Les équipes managériales ayant dirigé la Société Nationale des Hydrocarbures du Congo « SONAHYDROC SA » et qui la dirige actuellement ont pour la majorité travaillé dans l’optique de la rendre dépendante des désirs inassouvis des acteurs politiques et en même temps le canal d’enrichissement personnel au détriment des intérêts nationaux. Elle compte à ce jour plusieurs contrats en amont et en aval pétrolier l’ayant complètement anéantie car certains sont même exclusifs. C’est ainsi que tous ces partenaires privés la considèrent comme un tremplin pour justifier leurs investissements opaques et vont plus loin pour parler à sa place. Par exemple, elle a récemment bénéficié d’une subvention de l’Etat dans la structure de prix des produits pétroliers afin de la permettre de commander et importer pour son propre compte les produits pétroliers, ce que nous constatons est que l’équipe managériale se contente d’importer les produits des sociétés pétrolières privées parmi lesquelles nous pouvons citer PETROCAM et ORYX qui ne seraient rien d’autres que deux sociétés appartenant à un seul patron mais qui bénéficient de la parafiscalité au même titre que la SONAHYDROC SA parce que leurs produits entrent dans le pays sous le label SONAHYDROC. Bien plus, le prix de la tonne métrique déclaré par la SONAHYDROC SA avoisinerait 790 USD qui est très supérieur à celui fixé par le Ministère de l’Economie. L’on se pose la question de savoir à qui profite ce vaste réseau de corruption et de détournement des deniers publics au moment où les agents de la SONAHYDROC enregistrent plusieurs mois d’arriérés de salaire.
La restructuration de cette grande société du portefeuille de l’Etat devient un impératif car nous ne pouvons pas laisser cette situation demeurée inchangée et susceptible de conduire à sa liquidation.
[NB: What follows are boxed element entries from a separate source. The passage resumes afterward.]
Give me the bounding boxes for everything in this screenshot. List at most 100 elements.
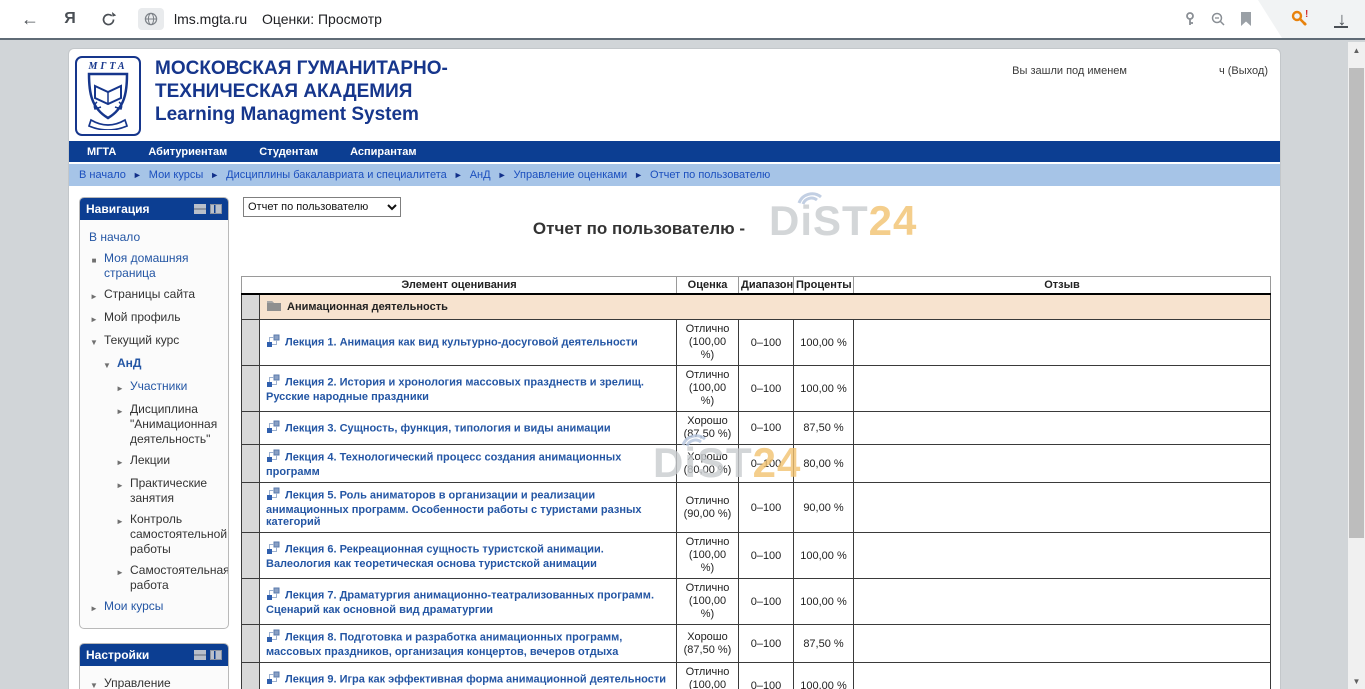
- refresh-icon[interactable]: [96, 7, 120, 31]
- grade-row: Лекция 9. Игра как эффективная форма ани…: [242, 663, 1271, 689]
- lesson-icon: [266, 334, 280, 351]
- expand-icon: ►: [89, 599, 99, 616]
- grade-percent-value: (100,00 %): [682, 382, 733, 408]
- sidebar-item[interactable]: ►Практические занятия: [89, 473, 224, 509]
- sidebar-item-label: Текущий курс: [104, 333, 224, 348]
- scroll-down-icon[interactable]: ▼: [1348, 673, 1365, 689]
- logout-link[interactable]: ч (Выход): [1219, 65, 1268, 77]
- sidebar-item-label: Практические занятия: [130, 476, 224, 506]
- grade-value: Отлично: [682, 666, 733, 679]
- zoom-icon[interactable]: [1206, 7, 1230, 31]
- sidebar-item[interactable]: ►Мой профиль: [89, 307, 224, 330]
- sidebar-item-label: Управление оценками: [104, 676, 224, 689]
- breadcrumb-link[interactable]: В начало: [79, 169, 126, 181]
- collapse-icon: ▼: [89, 676, 99, 689]
- category-cell: Анимационная деятельность: [260, 294, 1271, 320]
- indent-cell: [242, 533, 260, 579]
- site-title-line3: Learning Managment System: [155, 103, 448, 126]
- breadcrumb-separator-icon: ►: [210, 170, 219, 180]
- sidebar-item[interactable]: ►Участники: [89, 376, 224, 399]
- breadcrumb-link[interactable]: Мои курсы: [149, 169, 203, 181]
- grade-item-link[interactable]: Лекция 1. Анимация как вид культурно-дос…: [285, 336, 638, 348]
- sidebar-item-label: Самостоятельная работа: [130, 563, 229, 593]
- breadcrumb-link[interactable]: Управление оценками: [514, 169, 628, 181]
- expand-icon: ►: [89, 310, 99, 327]
- login-prefix: Вы зашли под именем: [1012, 65, 1127, 77]
- nav-item[interactable]: Аспирантам: [350, 146, 416, 158]
- feedback-cell: [854, 483, 1271, 533]
- feedback-cell: [854, 663, 1271, 689]
- nav-item[interactable]: Абитуриентам: [148, 146, 227, 158]
- range-cell: 0–100: [739, 533, 794, 579]
- breadcrumb-link[interactable]: АнД: [470, 169, 491, 181]
- sidebar-item[interactable]: ►Контроль самостоятельной работы: [89, 509, 224, 560]
- scroll-up-icon[interactable]: ▲: [1348, 42, 1365, 58]
- nav-item[interactable]: МГТА: [87, 146, 116, 158]
- breadcrumb-separator-icon: ►: [498, 170, 507, 180]
- grade-item-link[interactable]: Лекция 2. История и хронология массовых …: [266, 376, 644, 403]
- grade-value: Отлично: [682, 495, 733, 508]
- indent-cell: [242, 579, 260, 625]
- scrollbar-thumb[interactable]: [1349, 68, 1364, 538]
- dock-block-icon[interactable]: [210, 650, 222, 660]
- download-icon[interactable]: ↓: [1330, 7, 1354, 31]
- sidebar-item[interactable]: ▼Текущий курс: [89, 330, 224, 353]
- sidebar-item[interactable]: ►Дисциплина "Анимационная деятельность": [89, 399, 224, 450]
- grade-cell: Отлично(100,00 %): [677, 579, 739, 625]
- sidebar-item[interactable]: ►Страницы сайта: [89, 284, 224, 307]
- grade-percent-value: (100,00 %): [682, 549, 733, 575]
- grade-cell: Хорошо(87,50 %): [677, 625, 739, 663]
- collapse-block-icon[interactable]: [194, 204, 206, 214]
- url-text[interactable]: lms.mgta.ru: [174, 11, 247, 27]
- shield-emblem-icon: [83, 72, 133, 130]
- breadcrumb-separator-icon: ►: [634, 170, 643, 180]
- category-label: Анимационная деятельность: [287, 301, 448, 313]
- sidebar-item-label: Участники: [130, 379, 224, 394]
- back-icon[interactable]: ←: [18, 7, 42, 31]
- nav-item[interactable]: Студентам: [259, 146, 318, 158]
- page-scrollbar[interactable]: ▲ ▼: [1348, 42, 1365, 689]
- breadcrumb-link[interactable]: Отчет по пользователю: [650, 169, 770, 181]
- range-cell: 0–100: [739, 320, 794, 366]
- grade-item-link[interactable]: Лекция 7. Драматургия анимационно-театра…: [266, 589, 654, 616]
- sidebar-item[interactable]: ▼ Управление оценками: [89, 673, 224, 689]
- sidebar-item[interactable]: ►Мои курсы: [89, 596, 224, 619]
- screen: ← Я lms.mgta.ru Оценки: Просмотр ! ↓ ▲ ▼: [0, 0, 1365, 689]
- grade-item-link[interactable]: Лекция 5. Роль аниматоров в организации …: [266, 489, 642, 528]
- range-cell: 0–100: [739, 625, 794, 663]
- sidebar-item[interactable]: ■Моя домашняя страница: [89, 248, 224, 284]
- sidebar-item[interactable]: ►Лекции: [89, 450, 224, 473]
- grade-value: Хорошо: [682, 415, 733, 428]
- item-name-cell: Лекция 2. История и хронология массовых …: [260, 366, 677, 412]
- sidebar-item[interactable]: ►Самостоятельная работа: [89, 560, 224, 596]
- lesson-icon: [266, 587, 280, 604]
- settings-block-header: Настройки: [80, 644, 228, 666]
- grade-cell: Отлично(100,00 %): [677, 533, 739, 579]
- grade-value: Хорошо: [682, 631, 733, 644]
- breadcrumb-link[interactable]: Дисциплины бакалавриата и специалитета: [226, 169, 447, 181]
- indent-cell: [242, 412, 260, 445]
- site-content: МГТА МОСКОВСКАЯ ГУМАНИТАРНО- ТЕХНИЧЕСКАЯ…: [68, 48, 1281, 689]
- report-type-select[interactable]: Отчет по пользователю: [243, 197, 401, 217]
- grade-item-link[interactable]: Лекция 9. Игра как эффективная форма ани…: [266, 673, 666, 689]
- grade-item-link[interactable]: Лекция 4. Технологический процесс создан…: [266, 451, 621, 478]
- sidebar-item[interactable]: ▼АнД: [89, 353, 224, 376]
- grade-row: Лекция 6. Рекреационная сущность туристс…: [242, 533, 1271, 579]
- grade-row: Лекция 7. Драматургия анимационно-театра…: [242, 579, 1271, 625]
- feedback-cell: [854, 366, 1271, 412]
- percent-cell: 80,00 %: [794, 445, 854, 483]
- grade-item-link[interactable]: Лекция 6. Рекреационная сущность туристс…: [266, 543, 604, 570]
- grade-percent-value: (90,00 %): [682, 508, 733, 521]
- expand-icon: ►: [115, 512, 125, 529]
- bookmark-icon[interactable]: [1234, 7, 1258, 31]
- dock-block-icon[interactable]: [210, 204, 222, 214]
- collapse-block-icon[interactable]: [194, 650, 206, 660]
- yandex-logo-icon[interactable]: Я: [58, 7, 82, 31]
- key-icon[interactable]: [1178, 7, 1202, 31]
- expand-icon: ►: [115, 563, 125, 580]
- grade-cell: Отлично(100,00 %): [677, 663, 739, 689]
- grade-item-link[interactable]: Лекция 8. Подготовка и разработка анимац…: [266, 631, 622, 658]
- grade-item-link[interactable]: Лекция 3. Сущность, функция, типология и…: [285, 422, 611, 434]
- password-alert-key-icon[interactable]: !: [1288, 7, 1312, 31]
- feedback-cell: [854, 445, 1271, 483]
Nous estimons que le Ministre des Hydrocarbures est appelé à poser deux grands actes capables de remettre cette société sur les rails et en état de servir la nation, il s’agit de la signature de deux arrêtés attendus depuis très longtemps portant sur :
- Le fond alloué à l’effort pour l’exploration afin de permettre à la SONAHYDRO SA de travailler sur la valorisation du patrimoine pétrolier national, notamment par l’évaluation des ressources pétrolières à travers nos bassins sédimentaires conduisant ainsi à la certification des réserves ;
- La charge de la SONAHYDROC SA à constituer et maintenir pour le compte de l’Etat les stocks stratégiques de tous les produits pétroliers.
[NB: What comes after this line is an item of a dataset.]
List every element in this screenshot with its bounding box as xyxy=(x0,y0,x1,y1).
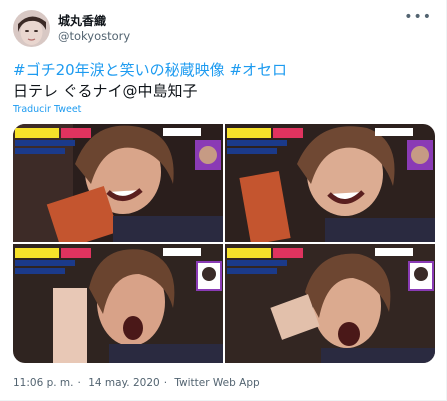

Ces deux grandes décisions vont permettre à la Société Nationale des Hydrocarbures « SONAHYDROC SA » de reprendre sa place comme à l’époque de PETROZAIRE au même titre que les autres sociétés pétrolières nationales africaines et dans le monde, et plus encore permettre à l’Etat congolais d’étendre non seulement ses participations dans les contrats pétroliers mais aussi avoir le contrôle sur les statistiques réelles des importations des produits pétroliers qui est l’un des facteurs clés dans la répartition des taxes à savoir les droits d’entrée, de consommation et l’impôt sur le chiffre d’affaires. Voici les pistes des solutions mises à la disposition du nouveau Ministre des Hydrocarbures capable de l’aider à mieux orienter la politique du Gouvernement dans le secteur des Hydrocarbures.
Henry MUTOMBO MIKENYI Ecrivain et Chercheur en fiscalité. Expert en la lutte contre la corruption.